La maladie de Charcot-Marie-Tooth (MCMT), une maladie neurologique grave, peut être associée, dans certains cas, à des maladies du rein. Jusqu’à présent, aucune base génétique ou physiologique commune n’a été décrite pour expliquer cette association. L’équipe de Corinne Antignac, directrice de l’unité mixte de recherche Inserm/Université Paris Descartes « Néphropathies Héréditaires et rein en développement » de l’hôpital Necker – Enfants malades (AP-HP) vient de mettre en évidence le rôle d’un gène (INF2) qui, lorsqu’il est muté, est la cause majeure de l’association entre ces deux maladies. Bien que les cellules du rein (podocytes) et les cellules qui entourent les nerfs (cellules de Schwann) n’aient pas la même fonction, cette découverte met l’accent sur le rôle d’une machinerie cellulaire commune. Les résultats sont publiés dans la revue The New England Journal of Medicine datée du 22 décembre 2011
La maladie de Charcot-Marie-Tooth (MCMT) est une maladie neurologique héréditaire qui touche environ une personne sur 2500. Elle se caractérise par une faiblesse musculaire progressive qui atteint notamment les extrémités des membres. Cette affection est liée à l’atteinte des nerfs périphériques (reliant la moelle épinière aux muscles) qui perturbe la conduction de l’influx nerveux. Des cas de maladies rénales ont été répertoriés chez les patients atteints de la maladie de Charcot-Marie-Tooth. Plus récemment, des mutations du gène INF2 ont été identifiées chez des patients atteints de maladies rénales. Or on sait que certaines protéines interagissant avec la formine INF2 codées par le gène INF2 sont étroitement liées au processus de myélinisation, c’est-à-dire la formation d’une gaine de protéines de myéline autour des nerfs qui favorise la conduction des influx nerveux. Dans l’étude publiée cette semaine, les chercheurs ont émis l’hypothèse selon laquelle des mutations du gène INF2 seraient impliqués dans la MCMT et ont cherché à expliquer le point commun entre la maladie rénale et neurologique.

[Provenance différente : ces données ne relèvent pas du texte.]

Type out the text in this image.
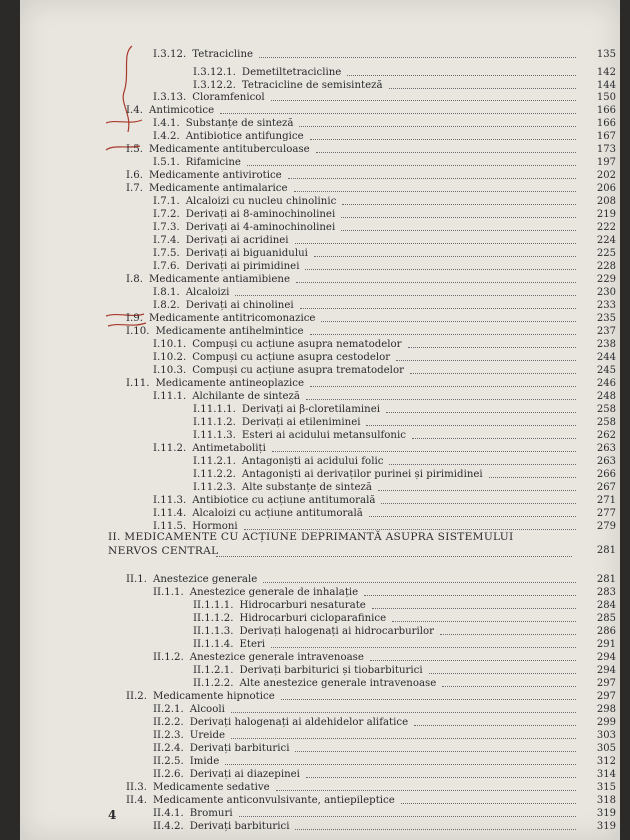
II. MEDICAMENTE CU ACȚIUNE DEPRIMANTĂ ASUPRA SISTEMULUI
NERVOS CENTRAL	281
4
I.3.12. Tetracicline	135
I.3.12.1. Demetiltetraciclinе	142
I.3.12.2. Tetracicline de semisinteză	144
I.3.13. Cloramfenicol	150
I.4. Antimicotice	166
I.4.1. Substanțe de sinteză	166
I.4.2. Antibiotice antifungice	167
I.5. Medicamente antituberculoase	173
I.5.1. Rifamicine	197
I.6. Medicamente antivirotice	202
I.7. Medicamente antimalarice	206
I.7.1. Alcaloizi cu nucleu chinolinic	208
I.7.2. Derivați ai 8-aminochinolinei	219
I.7.3. Derivați ai 4-aminochinolinei	222
I.7.4. Derivați ai acridinei	224
I.7.5. Derivați ai biguanidului	225
I.7.6. Derivați ai pirimidinei	228
I.8. Medicamente antiamibiene	229
I.8.1. Alcaloizi	230
I.8.2. Derivați ai chinolinei	233
I.9. Medicamente antitricomonazice	235
I.10. Medicamente antihelmintice	237
I.10.1. Compuși cu acțiune asupra nematodelor	238
I.10.2. Compuși cu acțiune asupra cestodelor	244
I.10.3. Compuși cu acțiune asupra trematodelor	245
I.11. Medicamente antineoplazice	246
I.11.1. Alchilante de sinteză	248
I.11.1.1. Derivați ai β-cloretilaminei	258
I.11.1.2. Derivați ai etileniminei	258
I.11.1.3. Esteri ai acidului metansulfonic	262
I.11.2. Antimetaboliți	263
I.11.2.1. Antagoniști ai acidului folic	263
I.11.2.2. Antagoniști ai derivaților purinei și pirimidinei	266
I.11.2.3. Alte substanțe de sinteză	267
I.11.3. Antibiotice cu acțiune antitumorală	271
I.11.4. Alcaloizi cu acțiune antitumorală	277
I.11.5. Hormoni	279
II.1. Anestezice generale	281
II.1.1. Anestezice generale de inhalație	283
II.1.1.1. Hidrocarburi nesaturate	284
II.1.1.2. Hidrocarburi cicloparafinice	285
II.1.1.3. Derivați halogenați ai hidrocarburilor	286
II.1.1.4. Eteri	291
II.1.2. Anestezice generale intravenoase	294
II.1.2.1. Derivați barbiturici și tiobarbiturici	294
II.1.2.2. Alte anestezice generale intravenoase	297
II.2. Medicamente hipnotice	297
II.2.1. Alcooli	298
II.2.2. Derivați halogenați ai aldehidelor alifatice	299
II.2.3. Ureide	303
II.2.4. Derivați barbiturici	305
II.2.5. Imide	312
II.2.6. Derivați ai diazepinei	314
II.3. Medicamente sedative	315
II.4. Medicamente anticonvulsivante, antiepileptice	318
II.4.1. Bromuri	319
II.4.2. Derivați barbiturici	319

L’équipe de Corinne Antignac de l’unité mixte de recherche Inserm/Université Paris Descartes de l’hôpital Necker – Enfants malades (AP-HP) a analysé les profils génétiques de 16 patients atteints à la fois de la MCMT et d’une maladie rénale. Les chercheurs ont montré que pour 75% des cas, le gène INF2 est muté. « La mutation du gène INF2 est une cause majeure de l’association entre la maladie de Charcot-Marie-Tooth et la maladie rénale » explique Corinne Antignac. Les chercheurs ont montré que la protéine INF2 (de la famille des formines) issue du gène INF2 est localisée à la fois dans les cellules qui tapissent la paroi des capillaires du rein (podocytes) et dans les cellules de Schwann qui entourent les nerfs. Les chercheurs ont voulu savoir quelles étaient les conséquences de la mutation d’INF2 dans ces cellules.
Les podocytes et les cellules de Schwann ont la particularité d’avoir un squelette cellulaire très développé qui est essentiel au transport des molécules synthétisées dans les cellules. Dans le cas où le gène INF2 est muté, « Nous avons observé la désorganisation du squelette des podocytes et des cellules de Schwann qui assure normalement le déplacement de protéines telles que celles de la myéline et son maintien le long des terminaisons nerveuses » explique Corinne Antignac. Au niveau des nerfs, en absence de myéline, l’influx nerveux est ralenti et perturbe la transmission de l’information. « Le rôle de la myéline au niveau des nerfs explique l’association entre la mutation du gène et l’atteinte neurologique des malades de Charcot-Marie-Tooth. Il nous reste cependant à élucider le rôle potentiel de certaines protéines de la myéline présentes au niveau des podocytes qui expliquerait les lésions rénales » ajoute-t-elle.
Bien que les cellules étudiées aient des fonctions très différentes, ces observations ont permis de mettre en évidence une machinerie cellulaire commune. « Nous pensons que ce type de mutation est en cause dans d’autres maladies, comme la surdité observée chez certains patients avec la MCMT car on sait que des anomalies d’une protéine de la famille d’INF2 peuvent induire une surdité », conclut Corinne Antignac.